Захотелось облизнуть губы. Крок, не замечавший меня до сего момента сверкнул желтым глазом, глядя прямо на меня, оскалился. Наше с Чернышем тело впечаталось в стену, а я поняла, что меня видят. Губы – это образ, поняла я. У страха не может быть губ, рук, носа, ничего не может быть. Желания, мысли, чувства – могут. Они существуют вне образов, их можно лишь раскрасить в подобающие цвета.
Крок кинулся на меня, стремясь уловить. Я облачком, тысячью сознаний расплылась, ушла у него из лап, растворилась у него за спиной. Мне казалось, что я вижу Крока со всех сторон сразу, что у меня объемное зрение. Вижу, как он припал на одно колено, как вздымается желтая грудь, как перекатываются мышцы под кожей – на спине, руках и ногах. И досаду в глазах я тоже видела. А мне хотелось, чтобы он меня боялся!
Засмеялась, заклубилась вокруг старика неосязаемой дымкой. Старик втягивал большущими ноздрями воздух. Наше с Чернышем тело – ослабленное, но все ещё живое стекало по стене черной бесформенной кляксой. Ещё мгновение – и оно придёт в норму. Интересно, если я сейчас – тут, то где Черныш? Он единственный и полноправный владелец моего тела? Мне стало неприятно от мысли об этом, а Крок сразу же ухмыльнулся. Стоило мне подать хоть признак, хоть намек на собственный образ, сожаление о своем теле, как безудержная фантазия и жизненная искра торопились восстановить баланс. Мы можем, когда-то говорила мне Трюка, не иметь здесь тел. Но искра не любит бесформенности. В конце концов, можно целиком раствориться в сознании человека и стать его частью, но при этом – погибнуть.
Погибать я не хотела.
– Маленькая, гадостная, паршивая девчонка, – Крок не говорил, плевался словами. Я попыталась взглянуть на него с точки зрений эмоций. Я же ведь сама – Страх, должна уметь чувствовать эмоции своих собратьев. Трюка наверняка могла.
Он не испытывал по отношению ко мне абсолютное ничего. Серая стена безразличия не давала мне прочесть о дальнейших действиях старика. Умело закрываясь от моего любопытства, он продолжал.
– Ты же всего лишь рисунок – мелом на асфальте. Девочка, цветочек, домик. Детская кукла, которой положено пить чай среди товарок, заплетать косички и…
Могучее тело набросилось на меня в тот самый миг, как я, оскорбленная его словами, хотела доказать старику, что я вовсе не кукла. Крок знал, прекрасно знал, что после этих слов не я – моя искра взбунтуется, что образы сами всплывут в моей голове и…

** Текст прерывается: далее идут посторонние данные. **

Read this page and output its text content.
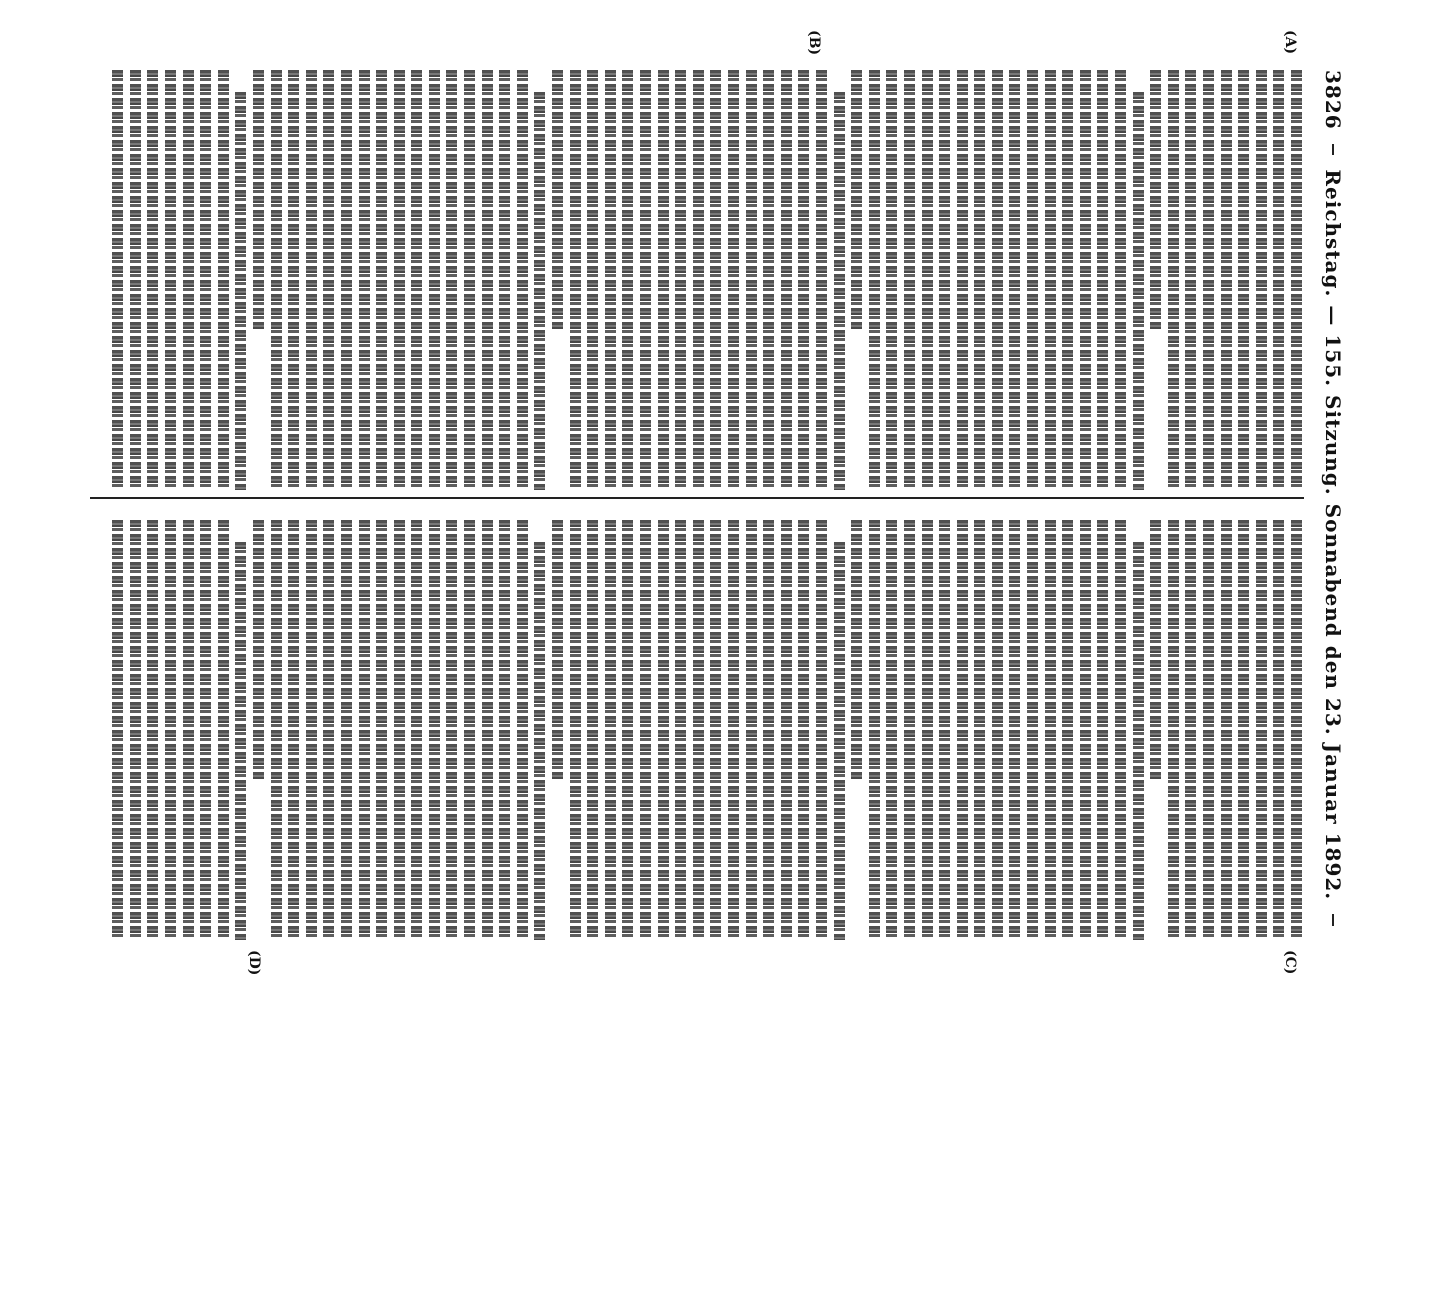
3826
Reichstag. — 155. Sitzung. Sonnabend den 23. Januar 1892.
(A)
(B)
(C)
(D)
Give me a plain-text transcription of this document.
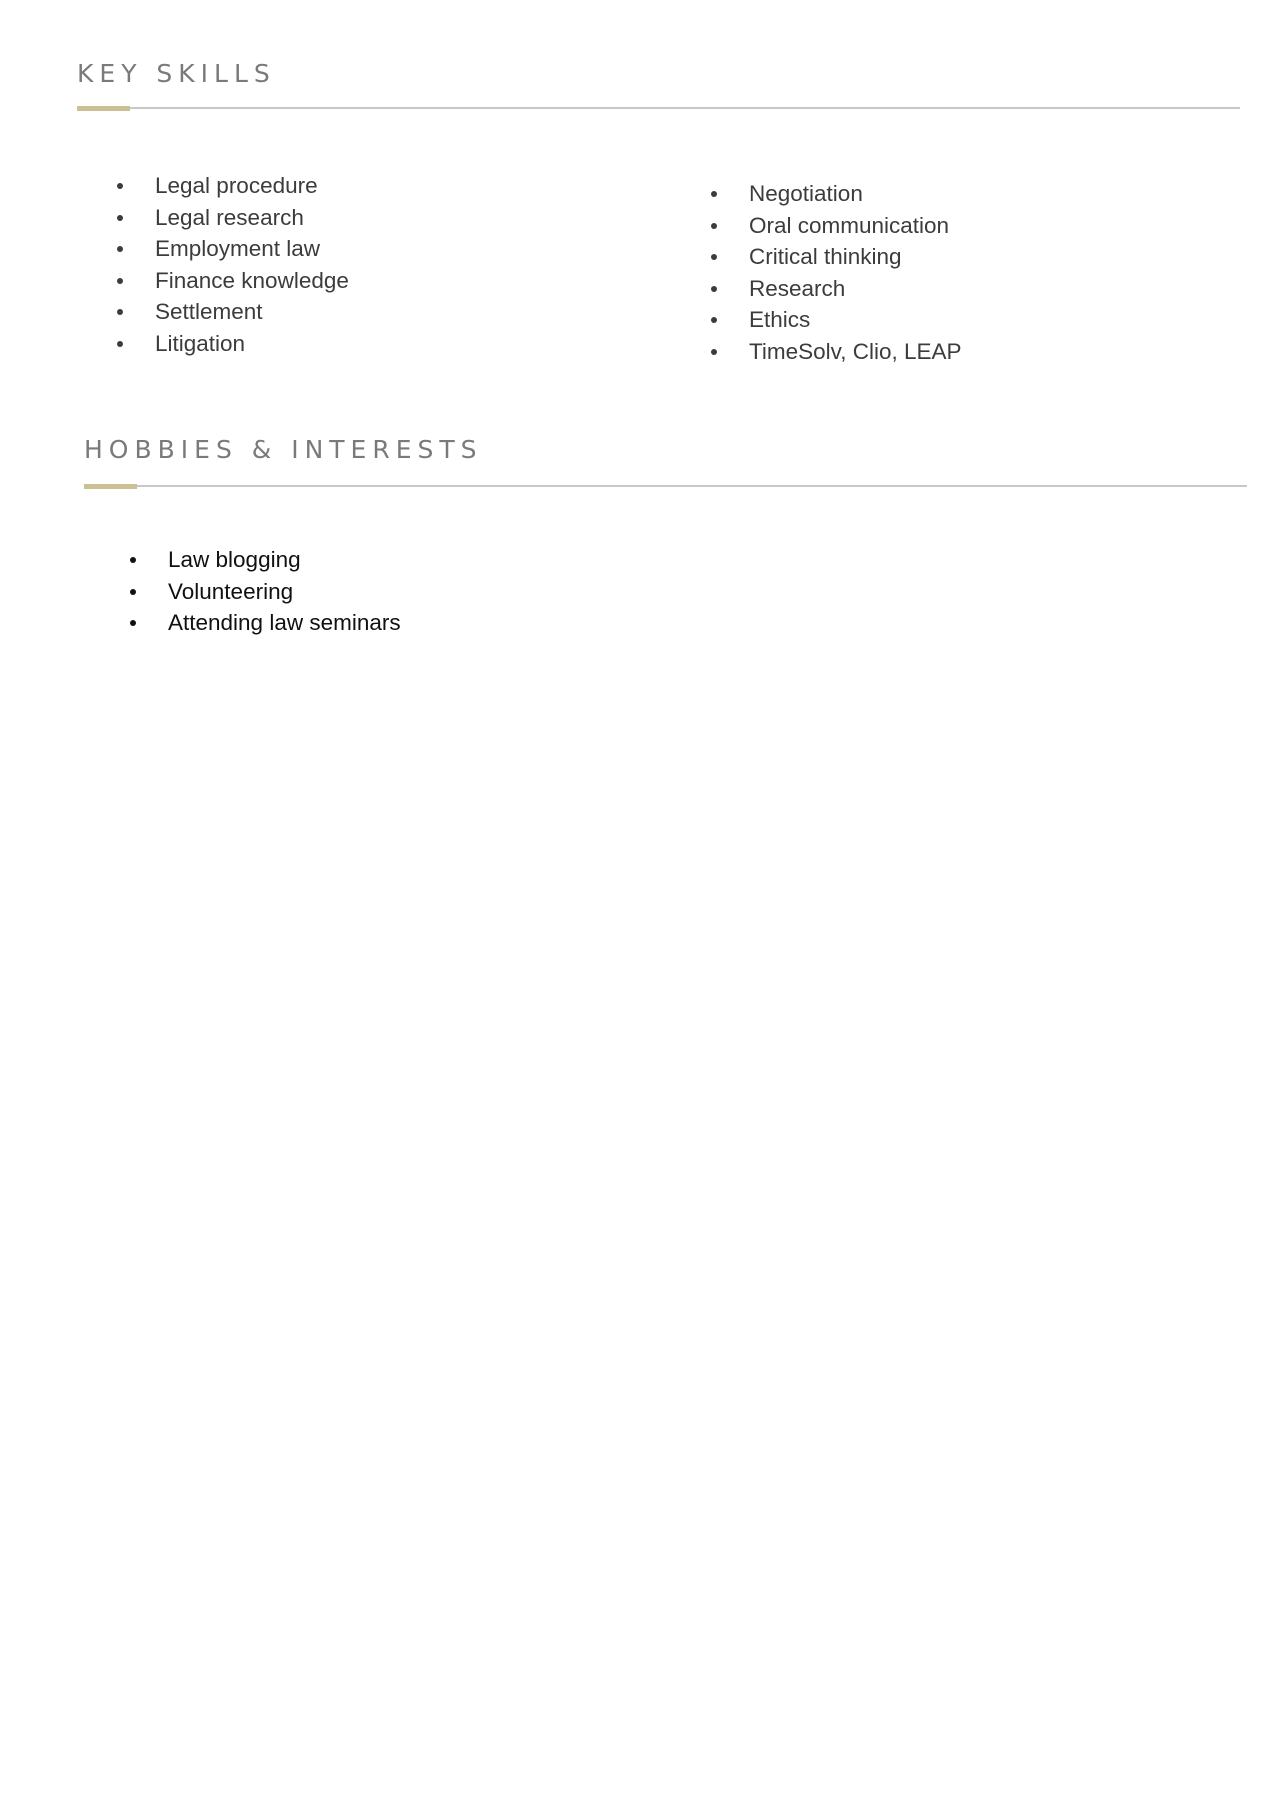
KEY SKILLS
Legal procedure
Legal research
Employment law
Finance knowledge
Settlement
Litigation
Negotiation
Oral communication
Critical thinking
Research
Ethics
TimeSolv, Clio, LEAP
HOBBIES & INTERESTS
Law blogging
Volunteering
Attending law seminars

Могучий прыжок прервался красивым до кинематографичности падением. Черная кошка – гигантская и злая, собственным телом столкнула Крока в сторону, заставила удариться о близстоящую колонну. Та не выдержала удара и рухнула. Интересно, а если переломать здесь все опоры – потолок рухнет или нет?
Черная кошка, Страх во плоти, Черныш, объединенный с моим телом. Где то там, за грудой черной лоснящейся шкуры, когтей и клыков прячется миловидная девушка. Или уже нет? Что, если Черныш поглотил меня, а от меня осталось лишь бесформенное сознание, которое вскоре растворится?
Черныш, воспрявший силой и духом, получивший так необходимый ему отвлекающий маневр не дал подняться старику на ноги, тут же пригвоздил его обратно к полу. Тяжелые лапы давили на грудь Кроку, когти и клыки норовили вцепиться в лицо. Тщетно – великан отшвырнул от себя Черныша, как нашкодившую кошку.
– Линка, ко мне, ну! – я услышала утробное рычание Черныша, и стрелой рухнула, уткнувшись в черную шерсть. Темнота ударила мне по глазам, захотелось вскрикнуть.
Неприятные ощущения того, что сама я собираюсь из воздуха, что из прежней свободы меня заковывают в тесные рамки обычного и ничем не примечательного тела заставили меня взвыть. Словно как в тот раз, когда из своего сна я возвращалась в кукольную оболочку. Вой оглушительным ревом пронесся по зале. Устрашающим, мощным, грозным.
На миг мне показалось, что мы растем, становимся больше. Пантера ширилась, обрастала мышцами, моё тело внутри неё существовало в первозданном нетронутом виде. Черныш не тронул его, даже не предпринял попытки поглотить хотя бы частицу.
Крок помотал головой из стороны в сторону, словно стремясь прогнать наваждение, сделал шаг назад, поерзал когтистой рукой у себя на груди в поисках нити бус. Оная трофеем блестела на правой лапе Черныша, правда, в ней не хватало уже двух или трех жемчужин. Я не знаю, как ему удалось её снять, и как удалось так ловко окрутить ей собственную лапу, но это придало нам сил. Гораздо больше, чем требовалось для того, чтобы одолеть Крока. Уже не паршивая кошка и даже не пантера – нечто ужасающее, воющий кошмар, несоразмерный, огромный, всемогущий – вот чем стали мы. И мы бросили всё своё могущество на старика.
Пантера обратилась черной кляксой в полете, растянулась длинным многоруким червем, обвиваясь вокруг несчастного Крока. Не он теперь здесь главный – мы. Я чувствовала, как недавний великан, а теперь маленькая букашка извивается, в надежде вырваться из моей хватки. Мне доставляло удовольствие его унижение – подумать только, великий Крок не может высвободиться из моих объятий! Я обратила верхушку червя в некое подобие своего прошлого тела. Набухла массивная грудь, не меньше чем у Мари – я так хочу! Теперь внутри меня сила менять свою форму так, как захочется!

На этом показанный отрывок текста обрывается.